Cette décision entraîne irrémédiablement toute l'humanité dans un rapport faussé au corps. Alors que les animaux n'éprouvent aucune honte de leur corps, les êtres humains sont "mal dans leur peau". Quels que soient les époques ou les lieux, toutes les cultures ont eu des pratiques de marquages corporels : toutes ont modifié, d'une façon ou d'une autre, leurs corps. Que ce soit par des piercings, des tatouages, du maquillages, des vêtements, des parures, des coiffures, des bijoux, tous les êtres humains tentent de se réapproprier leur corps.

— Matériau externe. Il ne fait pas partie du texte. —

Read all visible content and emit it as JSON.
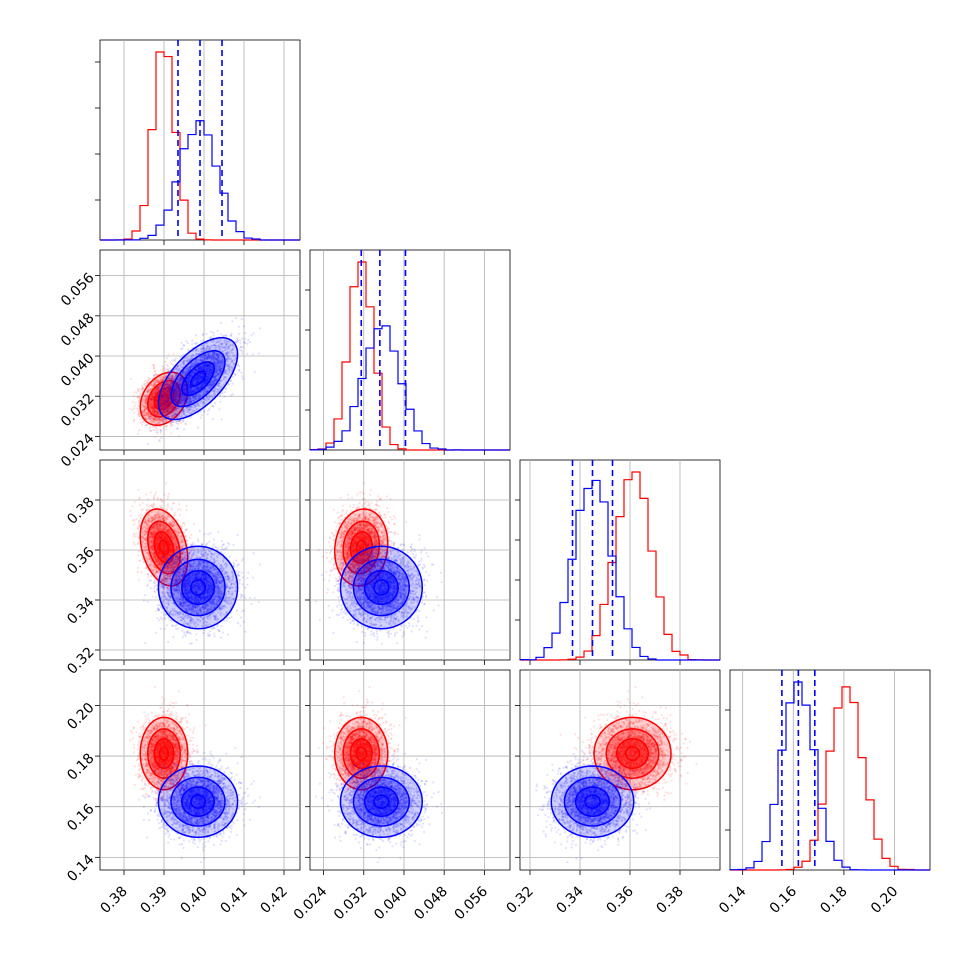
{
  "chart_data": {
    "type": "corner",
    "parameters": [
      {
        "range": [
          0.374,
          0.424
        ],
        "ticks": [
          0.38,
          0.39,
          0.4,
          0.41,
          0.42
        ],
        "tick_labels": [
          "0.38",
          "0.39",
          "0.40",
          "0.41",
          "0.42"
        ]
      },
      {
        "range": [
          0.0213,
          0.0611
        ],
        "ticks": [
          0.024,
          0.032,
          0.04,
          0.048,
          0.056
        ],
        "tick_labels": [
          "0.024",
          "0.032",
          "0.040",
          "0.048",
          "0.056"
        ]
      },
      {
        "range": [
          0.316,
          0.396
        ],
        "ticks": [
          0.32,
          0.34,
          0.36,
          0.38
        ],
        "tick_labels": [
          "0.32",
          "0.34",
          "0.36",
          "0.38"
        ]
      },
      {
        "range": [
          0.135,
          0.214
        ],
        "ticks": [
          0.14,
          0.16,
          0.18,
          0.2
        ],
        "tick_labels": [
          "0.14",
          "0.16",
          "0.18",
          "0.20"
        ]
      }
    ],
    "series": [
      {
        "color": "#ff0000",
        "means": [
          0.39,
          0.0315,
          0.361,
          0.181
        ],
        "sds": [
          0.0027,
          0.0024,
          0.007,
          0.0065
        ],
        "corr": [
          [
            0,
            1,
            0.3
          ],
          [
            0,
            2,
            -0.3
          ],
          [
            0,
            3,
            0.0
          ],
          [
            1,
            2,
            0.1
          ],
          [
            1,
            3,
            0.0
          ],
          [
            2,
            3,
            0.0
          ]
        ]
      },
      {
        "color": "#0000ff",
        "means": [
          0.3985,
          0.0355,
          0.345,
          0.162
        ],
        "sds": [
          0.0045,
          0.0037,
          0.0075,
          0.0064
        ],
        "corr": [
          [
            0,
            1,
            0.6
          ],
          [
            0,
            2,
            0.0
          ],
          [
            0,
            3,
            0.0
          ],
          [
            1,
            2,
            0.0
          ],
          [
            1,
            3,
            0.0
          ],
          [
            2,
            3,
            0.0
          ]
        ]
      }
    ],
    "quantiles": {
      "color": "#0000ff",
      "values": [
        [
          0.3935,
          0.399,
          0.4045
        ],
        [
          0.0315,
          0.0352,
          0.0403
        ],
        [
          0.337,
          0.345,
          0.353
        ],
        [
          0.1555,
          0.162,
          0.1685
        ]
      ]
    },
    "grid": true
  }
}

Il y a deux explications possibles à ce fait, qui sont complémentaires :

- nous avons un rapport complexe à notre corps, qui est à la fois nous-même, et en même temps qui est comme un objet que nous possédons ;

- ce corps dans lequel nous sommes coincés nous est donné - imposé - à la naissance, et nous rappelle que nous avons été créé par un autre, que nous n'avons pas choisi, que nous ne sommes pas nos propres créateurs.


Le regard de l'autre :


La dernière interprétation est que la honte résulterait d'une prise de conscience du regard de l'autre. Il y a un texte de philosophie qui entre en écho avec cette idée, et qui est très connu, c'est le texte de la honte qui introduit la troisième partie de L'être et le néant de Sartre.


"Jai honte de ce que je suis. La honte réalise donc une relation intime de moi avec moi : j'ai découvert par la honte un aspect de mon être. [...] la honte dans sa structure première est honte devant quelqu'un. [...] j'ai honte de moi tel que j'apparais à autrui. Et, par l'apparition même d'autrui, je suis mis en mesure de porter un jugement sur moi-même comme sur un objet, car c'est comme objet que j'apparais à autrui."

Ce que Sartre nous explique, c'est que le phénomène de la honte révèle que notre être est constitué en partie de comment les autres nous voient. Ce que Sartre appelle le "pour-autrui". Autrement dit, je suis tel que je m'apparais, tel que je suis pour-moi, mais je suis aussi tel que j'apparais à autrui, tel que je suis pour-autrui. Or, autrui porte sur moi un regard particulier : il me regarde comme un objet. En effet, autrui est pour lui-même un sujet, et je ne suis pour lui qu'un objet parmi d'autres dans son champ de vision. Pourquoi ? Parce qu'il n'a pas accès à ma conscience, à mes pensées : il n'a accès qu'à mon corps, l'extérieur de mon être. Le regard d'autrui me chosifie, me réifie (du latin res : chose). Sous le regard d'autrui, je suis nu, sans défense : il m'aliène, il me fait prisonnier, il me prive de ma liberté.

Nous cherchons constamment à échapper à ce regard chosifiant, et dérober notre corps aux yeux des autres, en le cachant, fait partie de cette lutte contre le regard d'autrui.